Boult seizes the opportunity

The Boult family,  son James (left) and parents Karen and Jim, celebrate Jim’s election to the...
The Boult family, son James (left) and parents Karen and Jim, celebrate Jim’s election to the Queenstown Lakes mayoralty at their Lake Hayes home on Saturday. Absent is Victoria, who is studying at the University of Sydney. Photo: David Williams.
Jim Boult is hitting the ground running.

Queenstown Lakes’ new mayor will meet  council chief executive Mike Theelen today  to "address some issues" and wants to informally meet  councillors this week.

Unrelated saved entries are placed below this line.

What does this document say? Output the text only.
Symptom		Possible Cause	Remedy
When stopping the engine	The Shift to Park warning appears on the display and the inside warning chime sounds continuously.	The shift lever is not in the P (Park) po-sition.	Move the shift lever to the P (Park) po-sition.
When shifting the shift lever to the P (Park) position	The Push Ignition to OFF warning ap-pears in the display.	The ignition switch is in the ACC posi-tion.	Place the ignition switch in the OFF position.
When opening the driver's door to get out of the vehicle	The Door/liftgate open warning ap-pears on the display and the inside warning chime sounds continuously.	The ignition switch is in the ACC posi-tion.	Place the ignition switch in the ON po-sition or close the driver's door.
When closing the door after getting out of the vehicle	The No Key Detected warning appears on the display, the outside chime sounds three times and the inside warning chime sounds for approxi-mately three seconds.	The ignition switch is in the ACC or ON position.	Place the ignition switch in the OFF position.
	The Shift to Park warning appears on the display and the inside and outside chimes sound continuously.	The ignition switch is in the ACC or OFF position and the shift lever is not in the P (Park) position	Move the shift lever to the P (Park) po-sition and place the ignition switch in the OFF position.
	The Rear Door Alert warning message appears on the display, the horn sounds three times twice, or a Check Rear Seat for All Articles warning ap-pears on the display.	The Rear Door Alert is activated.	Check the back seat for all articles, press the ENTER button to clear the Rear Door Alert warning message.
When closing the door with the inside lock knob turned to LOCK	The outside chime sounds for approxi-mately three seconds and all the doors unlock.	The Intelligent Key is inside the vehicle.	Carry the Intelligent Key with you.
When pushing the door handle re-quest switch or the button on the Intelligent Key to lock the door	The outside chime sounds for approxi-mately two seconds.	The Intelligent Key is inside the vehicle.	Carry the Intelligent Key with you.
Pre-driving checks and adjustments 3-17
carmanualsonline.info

He has been trusted with leading the resort through huge issues — unaffordable housing, a small community paying for infrastructure used by millions of tourists, traffic congestion and relatively expensive public transport.

Finding a way through will involve navigating a veritable minefield of central government relationships and overlapping responsibilities, including the Otago Regional Council on water quality, New Zealand Transport Agency on highways and applications to the likes of a central government fund for tourism infrastructure.

Sitting in the study of his Lake Hayes house on Saturday afternoon, Mr Boult set high goals for his three-year term.

"I’ll be disappointed in myself if at the end of three years I haven’t achieved some fixes around traffic and transport, I haven’t made progress on a really good public transport system, I haven’t given a very clear vision for the future of our district as a whole, if I haven’t, working with other agencies, found some fixes for water quality issues, and I would like to hope that we have addressed the affordability issues for ordinary families living in this district, particularly around home ownership costs."

Asked if that was a lot to tackle in three years, he replied in his job as Christchurch International Airport’s chief executive, he built a new terminal while there were 13,000 earthquakes and 40 million people walked through the terminal.

"No-one got hurt and no flights were late. I want to adopt the same mentality in working with council."

While praising the last council for financial prudence, Mr Boult was frustrated by several issues — progress on easing traffic congestion around Frankton and emerging water quality problems in lakes such as Wanaka, Wakatipu and  Lake Hayes.

He added, "A whole lot of those issues that we’ve been facing as a community, like traffic and transport, let’s just get stuck into it and see what we can do.

"Maybe it’s easy for me to say coming into this, because I’m new, but I don’t intend to get bogged in bureaucratic process."

He wanted the council to become "can do" rather than "why we can’t do".

"I know council have a requirement to do certain things in a certain way, but I think we can get faster progress than we’ve had in the past."

Mr Boult confirmed he made a formal police complaint about an alleged campaign against him, the end of a strange election campaign he described as "challenging"  for him and his family.

"As far as I’m concerned, the matter is now in the hands of the police."

Rivals made much of the collapse of Stonewood Homes New Zealand Ltd, a company  Mr Boult resigned from as executive chairman weeks before it went into receivership.

He repeated on Saturday that he welcomed the Stonewood Homes liquidator’s report.

"I am very confident that I did everything I should do as a director of that company and I don’t see that having any effect on my position as mayor."

Second-place-getter Lyal Cocks, the former deputy mayor, who got fewer than half the votes of Mr Boult, said in an emailed statement yesterday he was disappointed "but very proud of the significant contribution and achievements I have made to the district as an elected member over the past 12 years". 

"The previous council has left a sound platform for the new council to build on and progress."

 

Jim Boult on ...

Outgoing mayor Vanessa van Uden

"What she has achieved is a financially very strong council and she should be congratulated on that."

The mayoral campaign

"I feel like it has been a challenging campaign. I said right at the start I was not interested in personal issues, I was only interested in issues that affect  our community — and maybe the voting public have recognised that."

A convention centre

"I don’t support any money going into a ratepayer-funded convention centre. We came through the GFC when everybody wanted a convention centre because business was down."

On a second term

"I’m totally open-minded. In a couple of years’ time I’ll see what progress I’ve made. I’ll be my best critic and judge whether I’m making the progress I need to make."